# Not so trivial indeces in isometries of special relativity

I am trying to understand isometries and how to work with tensors.

I know that in special relativity metric transforms as follows $$g_{\alpha^{\prime} \beta^{\prime}}=g_{\alpha \beta} \Lambda_{\bullet \alpha^{\prime}}^\alpha \Lambda_{\bullet \beta^{\prime}}^\beta$$ or in an analogous form $$g_{\mu \nu}=g_{\kappa \lambda} \frac{\partial x^\kappa}{\partial x^{\prime \mu}} \frac{\partial x^\lambda}{\partial x^{\prime \nu}}$$ And we define the matrix of Lorents transformations as $$\Lambda_{\bullet \nu}^\mu=\frac{\partial x^{\prime \mu}}{\partial x^\nu}$$ So it seems that we can get from the first equation $$\hat{g}=\hat{g} \Lambda^{-1} \Lambda^{-1},$$ and it is a wrong formula.

Of course, we should get $$\hat{g}=\Lambda^{\mathrm{T}} \hat{g} \Lambda,$$ and I know how to do it, but what is wrong with my first attempt to get it?

• Hi Хранитель Рощи.
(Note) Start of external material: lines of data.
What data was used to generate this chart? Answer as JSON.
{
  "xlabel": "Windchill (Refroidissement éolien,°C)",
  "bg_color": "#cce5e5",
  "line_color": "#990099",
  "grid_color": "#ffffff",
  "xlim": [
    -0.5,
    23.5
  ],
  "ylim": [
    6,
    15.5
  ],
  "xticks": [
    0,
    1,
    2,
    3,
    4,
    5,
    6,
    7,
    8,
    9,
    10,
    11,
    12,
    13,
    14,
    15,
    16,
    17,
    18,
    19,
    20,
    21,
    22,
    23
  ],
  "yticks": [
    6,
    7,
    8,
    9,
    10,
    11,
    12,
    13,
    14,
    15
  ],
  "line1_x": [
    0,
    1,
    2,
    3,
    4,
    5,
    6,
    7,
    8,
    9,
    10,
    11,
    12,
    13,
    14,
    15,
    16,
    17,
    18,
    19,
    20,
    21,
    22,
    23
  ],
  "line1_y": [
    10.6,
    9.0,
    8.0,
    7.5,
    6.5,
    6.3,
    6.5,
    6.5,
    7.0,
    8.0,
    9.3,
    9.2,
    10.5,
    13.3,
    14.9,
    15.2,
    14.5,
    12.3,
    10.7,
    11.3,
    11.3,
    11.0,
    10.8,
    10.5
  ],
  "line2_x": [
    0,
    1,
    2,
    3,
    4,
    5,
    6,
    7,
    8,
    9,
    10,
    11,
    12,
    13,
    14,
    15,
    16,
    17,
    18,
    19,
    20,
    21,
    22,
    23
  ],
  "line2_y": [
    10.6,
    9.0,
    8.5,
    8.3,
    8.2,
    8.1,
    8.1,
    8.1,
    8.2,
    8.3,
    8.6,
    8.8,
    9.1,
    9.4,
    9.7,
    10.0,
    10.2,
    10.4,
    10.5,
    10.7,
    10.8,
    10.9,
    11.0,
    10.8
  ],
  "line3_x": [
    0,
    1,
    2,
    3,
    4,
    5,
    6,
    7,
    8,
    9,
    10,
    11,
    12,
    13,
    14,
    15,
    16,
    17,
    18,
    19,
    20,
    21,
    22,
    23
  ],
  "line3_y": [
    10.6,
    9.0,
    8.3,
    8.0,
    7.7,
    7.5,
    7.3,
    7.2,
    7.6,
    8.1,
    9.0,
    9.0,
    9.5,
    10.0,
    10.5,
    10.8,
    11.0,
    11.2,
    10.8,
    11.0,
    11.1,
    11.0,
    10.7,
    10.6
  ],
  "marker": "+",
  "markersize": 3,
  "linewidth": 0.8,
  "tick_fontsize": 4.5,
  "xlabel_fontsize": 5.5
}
Welcome to Phys.SE. You're almost there. Think about how to multiply matrices, and what a transposed matrix means. Jan 9, 2023 at 16:40
• @Qmechanic Dear Qmechanic, I understand that the proper transformations are $g_{\alpha^{\prime} \beta^{\prime}}=g_{\alpha \beta} \Lambda_{\bullet \alpha^{\prime}}^\alpha \Lambda_{\bullet \beta^{\prime}}^\beta=\left(\Lambda^{\mathrm{T}}\right)_{\alpha^{\prime}}^{\bullet\alpha } g_{\alpha \beta} \Lambda_{\bullet \beta^{\prime}}^\beta$, but I don't fully understand the mistake in the transformations in the question. Jan 9, 2023 at 17:33
• @Qmechanic hi, I got the answer, could you please check if I'm thinking correctly? Jan 9, 2023 at 19:00
• What the dot before the indices? Is this specific to the material or are you trying to write indices that are spaces out? If so you can just use a space like \; in the subscript to space things out as needed like \Lambda^{\mu}_{\;\nu} to get $\Lambda^{\mu}_{\;\nu}$ Jan 9, 2023 at 22:36
• That's why I mentioned using the more standard notation of using spacing instead, in my above comment $\nu$ comes after $\mu$ and they are not in line. The inverse would look like $\Lambda^{\; \nu}_{\mu}$ which displays the needed spacing also. Jan 9, 2023 at 23:06

I think I know the answer: we should better understand how we are writing multiplications of matrices. In indexes, the multiplication of matrices should contain both column and raw indexes. For example, here we don't need to change the position of $$\beta$$ index, because $$\beta$$ is in a column and in a raw position, but $$\alpha$$ is only in a column position, so we are changing it: $$g_{\alpha^{\prime} \beta^{\prime}}=g_{\alpha \beta} \Lambda_{\bullet \alpha^{\prime}}^\alpha \Lambda_{\bullet \beta^{\prime}}^\beta=\left(\Lambda^{\mathrm{T}}\right)_{\alpha^{\prime}}^{\bullet\alpha } g_{\alpha \beta} \Lambda_{\bullet \beta^{\prime}}^\beta$$ We can't multiply matrices if both indices are in a column position.
Also, it is important that we start from the row, that's why we put $$\Lambda^{\mathrm{T}}$$ in the beginning.